Converting a differential equation 
Consider an ODE $\frac{dy}{dx}=h(x,y)$ such that $h(rx,ry)=h(x,y)$, which implies $h(x,y)=k\left(\frac{x}{y}\right)$.

(Why?)

Show that this ODE can be changed to a separable ODE for $u=u(x)$, if $u=\frac{y}{x}$.

This question is from Michael E. Taylor, Partial Differential Equations, Part 1. (Exercise 1, of section 1.7).
 A: Use $r=\frac{1}{x}$ then $$y'=h(x,y)=h\left(\frac{1}{x}x,\frac{1}{x}y\right)=h\left(1, \frac{y}{x}\right)=k\left(\frac{y}{x}\right)$$
now use $u=\frac{y}{x}\Rightarrow y'=u'x+u$ hence $u'x+u=k(u)$ which is a separable ODE.
A: The condition $$h(rx, ry) = h(x, y)$$ (which probably is meant to hold for all $r \neq 0$, lest $h$ necessarily be constant) says precisely that $h$ is constant on the lines parameterized by $r \mapsto (rx, ry)$, that is the lines through the origin.
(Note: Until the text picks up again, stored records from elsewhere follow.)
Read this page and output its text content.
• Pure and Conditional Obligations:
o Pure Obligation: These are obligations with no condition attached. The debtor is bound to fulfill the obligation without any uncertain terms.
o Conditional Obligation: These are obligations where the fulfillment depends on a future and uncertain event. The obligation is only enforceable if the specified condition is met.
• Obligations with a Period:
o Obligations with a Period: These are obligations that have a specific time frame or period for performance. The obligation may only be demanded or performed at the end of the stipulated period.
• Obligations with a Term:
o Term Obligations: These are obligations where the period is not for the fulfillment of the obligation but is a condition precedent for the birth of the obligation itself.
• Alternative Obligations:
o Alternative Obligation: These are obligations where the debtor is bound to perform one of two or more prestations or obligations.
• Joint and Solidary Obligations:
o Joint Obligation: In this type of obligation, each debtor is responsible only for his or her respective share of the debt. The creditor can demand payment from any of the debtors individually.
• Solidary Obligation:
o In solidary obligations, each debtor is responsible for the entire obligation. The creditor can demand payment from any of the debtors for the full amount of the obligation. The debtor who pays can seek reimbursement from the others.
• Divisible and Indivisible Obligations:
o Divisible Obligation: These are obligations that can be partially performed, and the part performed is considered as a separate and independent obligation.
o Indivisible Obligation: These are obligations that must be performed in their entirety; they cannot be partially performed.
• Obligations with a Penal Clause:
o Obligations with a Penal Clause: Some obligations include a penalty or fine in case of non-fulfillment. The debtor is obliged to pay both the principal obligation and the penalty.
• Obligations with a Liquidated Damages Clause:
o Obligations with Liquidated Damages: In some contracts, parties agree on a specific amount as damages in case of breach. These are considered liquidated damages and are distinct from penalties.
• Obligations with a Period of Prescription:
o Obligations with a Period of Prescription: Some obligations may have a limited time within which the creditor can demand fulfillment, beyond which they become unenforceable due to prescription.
On the other hand, any such line is determined by its slope, namely, the ratio $\frac{y}{x}$ for any point $(x, y)$ on the line other than the origin. Thus, $h(x, y)$ is some function of $\frac{y}{x}$ (or more precisely, the restriction of $h$ to $\{x \neq 0\}$ is such a function).
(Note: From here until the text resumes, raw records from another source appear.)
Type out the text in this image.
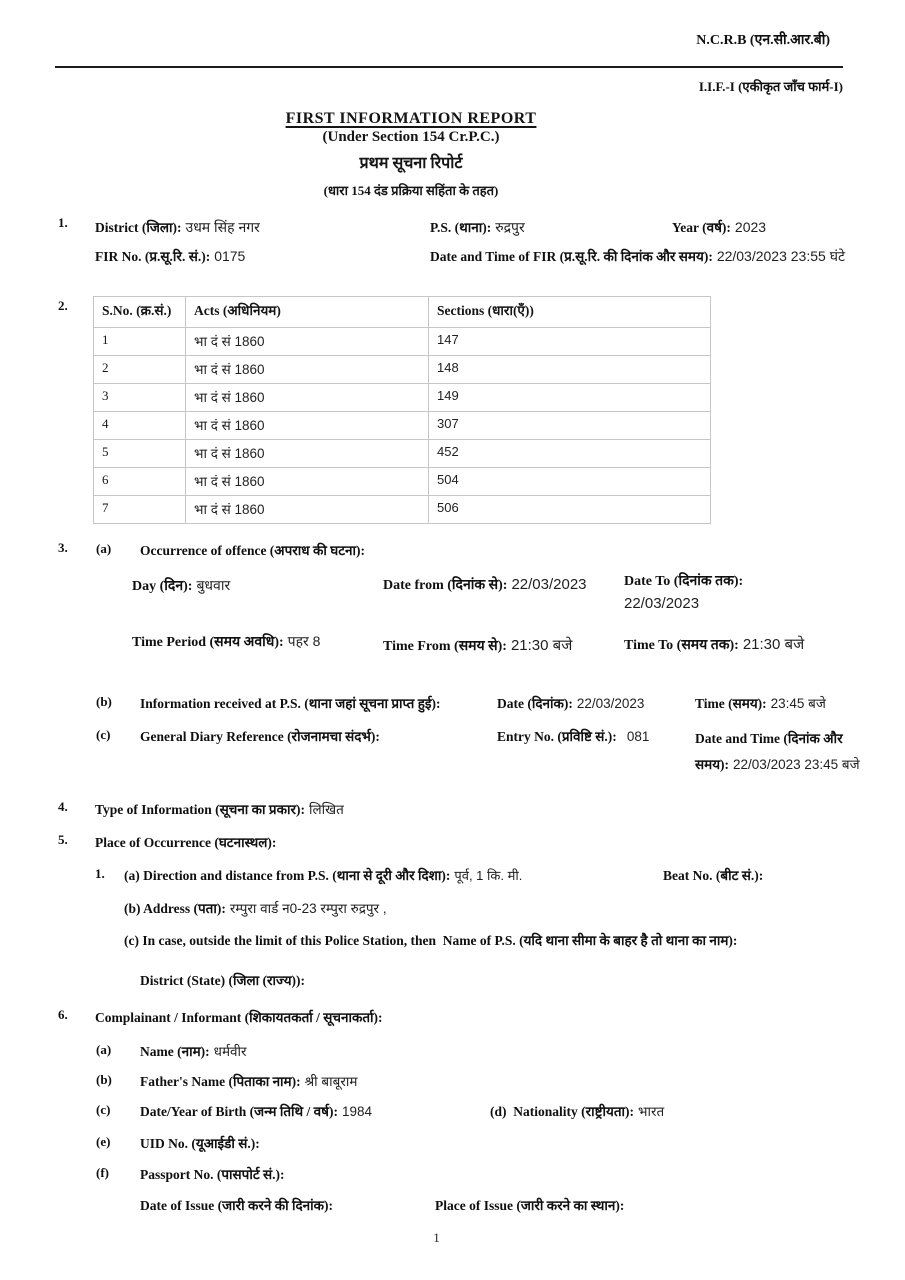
N.C.R.B (एन.सी.आर.बी)
I.I.F.-I (एकीकृत जाँच फार्म-I)
FIRST INFORMATION REPORT
(Under Section 154 Cr.P.C.)
प्रथम सूचना रिपोर्ट
(धारा 154 दंड प्रक्रिया सहिंता के तहत)
1. District (जिला): उधम सिंह नगर	P.S. (थाना): रुद्रपुर	Year (वर्ष): 2023
FIR No. (प्र.सू.रि. सं.): 0175	Date and Time of FIR (प्र.सू.रि. की दिनांक और समय): 22/03/2023 23:55 घंटे
2.	S.No. (क्र.सं.)	Acts (अधिनियम)	Sections (धारा(एँ))
1	भा दं सं 1860	147
2	भा दं सं 1860	148
3	भा दं सं 1860	149
4	भा दं सं 1860	307
5	भा दं सं 1860	452
6	भा दं सं 1860	504
7	भा दं सं 1860	506
3. (a) Occurrence of offence (अपराध की घटना):
Day (दिन): बुधवार	Date from (दिनांक से): 22/03/2023	Date To (दिनांक तक):
22/03/2023
Time Period (समय अवधि): पहर 8	Time From (समय से): 21:30 बजे	Time To (समय तक): 21:30 बजे
(b) Information received at P.S. (थाना जहां सूचना प्राप्त हुई):	Date (दिनांक): 22/03/2023	Time (समय): 23:45 बजे
(c) General Diary Reference (रोजनामचा संदर्भ):	Entry No. (प्रविष्टि सं.): 081	Date and Time (दिनांक और समय): 22/03/2023 23:45 बजे
4. Type of Information (सूचना का प्रकार): लिखित
5. Place of Occurrence (घटनास्थल):
1. (a) Direction and distance from P.S. (थाना से दूरी और दिशा): पूर्व, 1 कि. मी.	Beat No. (बीट सं.):
(b) Address (पता): रम्पुरा वार्ड न0-23 रम्पुरा रुद्रपुर ,
(c) In case, outside the limit of this Police Station, then  Name of P.S. (यदि थाना सीमा के बाहर है तो थाना का नाम):
District (State) (जिला (राज्य)):
6. Complainant / Informant (शिकायतकर्ता / सूचनाकर्ता):
(a) Name (नाम): धर्मवीर
(b) Father's Name (पिताका नाम): श्री बाबूराम
(c) Date/Year of Birth (जन्म तिथि / वर्ष): 1984	(d)  Nationality (राष्ट्रीयता): भारत
(e) UID No. (यूआईडी सं.):
(f) Passport No. (पासपोर्ट सं.):
Date of Issue (जारी करने की दिनांक):	Place of Issue (जारी करने का स्थान):
1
We can think of the spirit of the problem geometrically: Ignoring the origin (which we ought to do anyway, as any function $h$ continuous at the origin and satisfying the above identity must be cosntant), the condition says that $h$ descends to a function $K$ on $\Bbb R^2 - \{ 0 \} / \sim$, where $\sim$ denotes the equivalence relation where $(x, y) \sim (x', y')$ if the two points lie on the same line through the origin. But this is just the projective line $\Bbb P^1$, and $k\left(\frac{x}{y}\right)$ is just the coordinate representation of $K$ in the standard affine chart on $\Bbb P^1$ with chart map $[x, y] \mapsto \frac{x}{y}$.
A: First let's answer you why point.
Define $k(x)=h(x^2,x)$. For $(x,y) \in \mathbb R^2$ with $y \neq 0$, you have $$h(x,y)=h\left(\frac{x}{y^2}x,\frac{x}{y^2}y\right)=h\left(\left(\frac{x}{y}\right)^2,\frac{x}{y}\right)=k\left(\frac{x}{y}\right)$$
Now your ODE is $$\frac{dy}{dx}=k\left(\frac{x}{y}\right)$$ and $$\frac{dy}{dx}=u+\frac{du}{dx}=k(u)$$